Q: There have been concerns that with the Arab Spring, Turkey might lose its strong position in the region, especially in economic terms.
A: I also initially thought that, especially this time last year. But the government, and particularly the prime minister and the economy minister, have worked so seriously that we have not lost our position.

Q: What makes you say that? Is it the Libya experience, where you had serious investments?
A: Yes, we have restarted our work in Libya by sending our engineers and workers there, and Libya has said it will remain loyal to its commitments. This was made possible thanks to all this shuttle diplomacy. Our position was seriously in limbo, but following serious efforts, there are developments in our favor. Actually, it is not that easy to lose our position there: Libya is not an easy country to work in and get a result. If there is such a thing as an art of doing business in Libya, we are at the peak of that art; we have 40 years of experience in that country. We have all passed from the “Libya school,” living there and working there, myself included.

We have accumulated 40 years of know-how in different strategic and historic places, and this is know-how that is much needed by Europe. Today, if a Japanese person wants to enter to the region, he or she needs to work with Turks. That will also be to the benefit of Russians, since we know how to work in these regions much better than anyone else.

Q: Given that some believe the region will remain in chaos for a long time, what makes you so optimistic?
A: Afghanistan is currently the most chaotic place on earth, but Turkish contractors are the most successful contractors in that country. Turks have developed an expertise in working chaotic environments. Crisis means opportunity for us. When the economy is fine, you can’t separate the good from bad; everybody seems do be doing well, but the real differences emerge in these types of chaotic situations. We also make sacrifices. Renaissance Construction is the biggest foreign construction company in Russia because we never left the country despite the economic crises in 1998 or 2008. The Turkish nation grew, acquiring immunity to the crisis. With the Turkish government’s stance, coupled with the economic stance of Turkish firms, there will be opportunities in the region when the crisis ends and our European competitors will be coming only after us. This is because our European partners are rather tiny despite their big names.

Q: You are talking about a strategic partnership with Russia but isn’t there a need to balance relations? The trade deficit is in Russia’s favor and Turkey is too dependent on Russian energy sources.
A: It is up to us: If we have the right criteria, we can expand our business in Russia. If there is discrimination toward Turks, it is a positive discrimination. But the era of buying oil in exchange for selling soap is over. It’s important to have good relations at the top, but the area of favors from state to state is over. If it wants, Turkey can buy its oil and gas from other countries as well. It would not be to the advantage of Turkey, but Russian energy can be replaced. There are open market rules between the two countries. Both sides negotiate fiercely when they are closing a deal. Political relations are good, there are two leaders at the top that understand each other well. Relations are going toward an [unbreakable] Catholic marriage. They are heading toward a strategic point of no return and this is to the advantage of Turkey.

Who is Erman Ilıcak?

Erman Ilıcak is the founder and chairman of Rönesans Holding, as well as the vice president of the Turkish Industry & Business Association (TÜSİAD) and the chairman of the Turkish-Russian Business Council of the Foreign Economic Relations Board of Turkey (DEIK).

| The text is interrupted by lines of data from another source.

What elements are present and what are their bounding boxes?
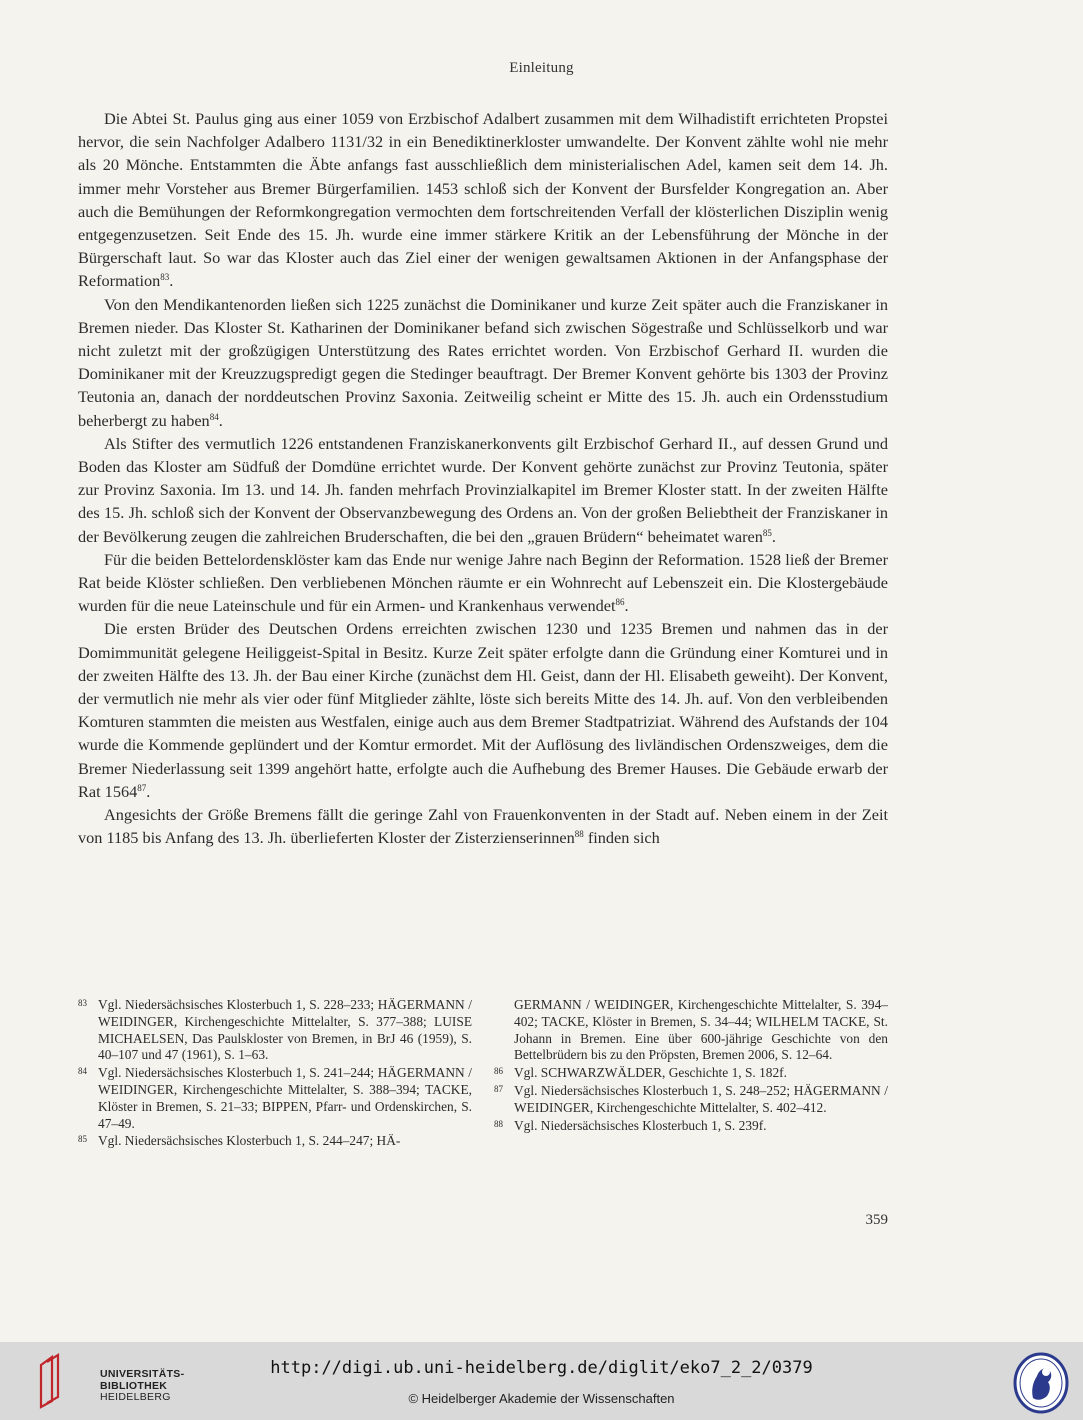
footnote-number: 84 bbox=[78, 1066, 87, 1077]
paragraph: Für die beiden Bettelordensklöster kam das Ende nur wenige Jahre nach Beginn der Reformation. 1528 ließ der Bremer Rat beide Klöster schließen. Den verbliebenen Mönchen räumte er ein Wohnrecht auf Lebenszeit ein. Die Klostergebäude wurden für die neue Lateinschule und für ein Armen- und Krankenhaus verwendet$^{86}$. bbox=[78, 549, 888, 616]
footnote-number: 88 bbox=[494, 1118, 503, 1129]
footnote-number: 83 bbox=[78, 998, 87, 1008]
body-text bbox=[78, 107, 888, 850]
footnote-ref[interactable]: 83 bbox=[160, 272, 170, 283]
academy-seal-icon[interactable] bbox=[1013, 1352, 1069, 1414]
footnote: 86 Vgl. SCHWARZWÄLDER, Geschichte 1, S. 182f. bbox=[494, 1065, 787, 1081]
running-head: Einleitung bbox=[509, 60, 574, 76]
footnotes-left-column bbox=[78, 997, 472, 1151]
paragraph: Angesichts der Größe Bremens fällt die geringe Zahl von Frauenkonventen in der Stadt auf. Neben einem in der Zeit von 1185 bis Anfang des 13. Jh. überlieferten Kloster der Zisterzienserinnen$^{88}$ finden sich bbox=[78, 805, 888, 848]
footnote-ref[interactable]: 84 bbox=[209, 411, 219, 422]
paragraph: Von den Mendikantenorden ließen sich 1225 zunächst die Dominikaner und kurze Zeit später auch die Franziskaner in Bremen nieder. Das Kloster St. Katharinen der Dominikaner befand sich zwischen Sögestraße und Schlüsselkorb und war nicht zuletzt mit der großzügigen Unterstützung des Rates errichtet worden. Von Erzbischof Gerhard II. wurden die Dominikaner mit der Kreuzzugspredigt gegen die Stedinger beauftragt. Der Bremer Konvent gehörte bis 1303 der Provinz Teutonia an, danach der norddeutschen Provinz Saxonia. Zeitweilig scheint er Mitte des 15. Jh. auch ein Ordensstudium beherbergt zu haben$^{84}$. bbox=[78, 294, 888, 430]
footnotes bbox=[78, 997, 888, 1151]
footnote: 87 Vgl. Niedersächsisches Klosterbuch 1, S. 248–252; HÄGERMANN / WEIDINGER, Kirchengeschichte Mittelalter, S. 402–412. bbox=[494, 1082, 888, 1115]
footnote-ref[interactable]: 88 bbox=[574, 829, 584, 840]
footnote-number: 86 bbox=[494, 1066, 503, 1077]
footnote-number: 85 bbox=[78, 1134, 87, 1145]
footnote-ref[interactable]: 85 bbox=[762, 527, 772, 538]
library-logo-text: UNIVERSITÄTS- BIBLIOTHEK HEIDELBERG bbox=[100, 1368, 185, 1403]
footnote: 85 Vgl. Niedersächsisches Klosterbuch 1, S. 244–247; HÄ- bbox=[78, 1133, 401, 1149]
permalink-url[interactable]: http://digi.ub.uni-heidelberg.de/diglit/eko7_2_2/0379 bbox=[270, 1358, 813, 1378]
page-number: 359 bbox=[865, 1212, 888, 1228]
footnote: 88 Vgl. Niedersächsisches Klosterbuch 1, S. 239f. bbox=[494, 1117, 767, 1133]
footnotes-right-column bbox=[494, 997, 888, 1151]
paragraph: Die Abtei St. Paulus ging aus einer 1059 von Erzbischof Adalbert zusammen mit dem Wilhadistift errichteten Propstei hervor, die sein Nachfolger Adalbero 1131/32 in ein Benediktinerkloster umwandelte. Der Konvent zählte wohl nie mehr als 20 Mönche. Entstammten die Äbte anfangs fast ausschließlich dem ministerialischen Adel, kamen seit dem 14. Jh. immer mehr Vorsteher aus Bremer Bürgerfamilien. 1453 schloß sich der Konvent der Bursfelder Kongregation an. Aber auch die Bemühungen der Reformkongregation vermochten dem fortschreitenden Verfall der klösterlichen Disziplin wenig entgegenzusetzen. Seit Ende des 15. Jh. wurde eine immer stärkere Kritik an der Lebensführung der Mönche in der Bürgerschaft laut. So war das Kloster auch das Ziel einer der wenigen gewaltsamen Aktionen in der Anfangsphase der Reformation$^{83}$. bbox=[78, 109, 888, 291]
viewer-footer bbox=[0, 1342, 1083, 1420]
footnote-continuation: GERMANN / WEIDINGER, Kirchengeschichte Mittelalter, S. 394–402; TACKE, Klöster in Bremen, S. 34–44; WILHELM TACKE, St. Johann in Bremen. Eine über 600-jährige Geschichte von den Bettelbrüdern bis zu den Pröpsten, Bremen 2006, S. 12–64. bbox=[514, 997, 888, 1063]
footnote: 84 Vgl. Niedersächsisches Klosterbuch 1, S. 241–244; HÄGERMANN / WEIDINGER, Kirchengeschichte Mittelalter, S. 388–394; TACKE, Klöster in Bremen, S. 21–33; BIPPEN, Pfarr- und Ordenskirchen, S. 47–49. bbox=[78, 1065, 472, 1131]
paragraph: Die ersten Brüder des Deutschen Ordens erreichten zwischen 1230 und 1235 Bremen und nahmen das in der Domimmunität gelegene Heiliggeist-Spital in Besitz. Kurze Zeit später erfolgte dann die Gründung einer Komturei und in der zweiten Hälfte des 13. Jh. der Bau einer Kirche (zunächst dem Hl. Geist, dann der Hl. Elisabeth geweiht). Der Konvent, der vermutlich nie mehr als vier oder fünf Mitglieder zählte, löste sich bereits Mitte des 14. Jh. auf. Von den verbleibenden Komturen stammten die meisten aus Westfalen, einige auch aus dem Bremer Stadtpatriziat. Während des Aufstands der 104 wurde die Kommende geplündert und der Komtur ermordet. Mit der Auflösung des livländischen Ordenszweiges, dem die Bremer Niederlassung seit 1399 angehört hatte, erfolgte auch die Aufhebung des Bremer Hauses. Die Gebäude erwarb der Rat 1564$^{87}$. bbox=[78, 619, 888, 801]
copyright-notice: © Heidelberger Akademie der Wissenschaften bbox=[408, 1391, 675, 1406]
footnote-number: 87 bbox=[494, 1083, 503, 1094]
footnote-ref[interactable]: 86 bbox=[615, 597, 625, 608]
footnote: 83 Vgl. Niedersächsisches Klosterbuch 1, S. 228–233; HÄGERMANN / WEIDINGER, Kirchengeschichte Mittelalter, S. 377–388; LUISE MICHAELSEN, Das Paulskloster von Bremen, in BrJ 46 (1959), S. 40–107 und 47 (1961), S. 1–63. bbox=[78, 997, 472, 1063]
paragraph: Als Stifter des vermutlich 1226 entstandenen Franziskanerkonvents gilt Erzbischof Gerhard II., auf dessen Grund und Boden das Kloster am Südfuß der Domdüne errichtet wurde. Der Konvent gehörte zunächst zur Provinz Teutonia, später zur Provinz Saxonia. Im 13. und 14. Jh. fanden mehrfach Provinzialkapitel im Bremer Kloster statt. In der zweiten Hälfte des 15. Jh. schloß sich der Konvent der Observanzbewegung des Ordens an. Von der großen Beliebtheit der Franziskaner in der Bevölkerung zeugen die zahlreichen Bruderschaften, die bei den „grauen Brüdern“ beheimatet waren$^{85}$. bbox=[78, 433, 888, 546]
footnote-ref[interactable]: 87 bbox=[137, 782, 147, 793]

A graduate of Middle East Technical University’s (ODTÜ) Civil Engineering Department, Ilıcak established Renaissance Construction in 1994 in St. Petersburg.

Rönesans Construction has grown, placing 61st on the Engineering News Records’ (ENR) list of Top 225 International Contractors with $2 billion in revenue and employing 16,000 workers worldwide.

Renaissance Development, which was established in 2000, has grown to become the largest private real estate development company in the Turkish market. Rönesans Energy, which was established in 2007, also has ambitious growth plans with $2 billion in scheduled investments.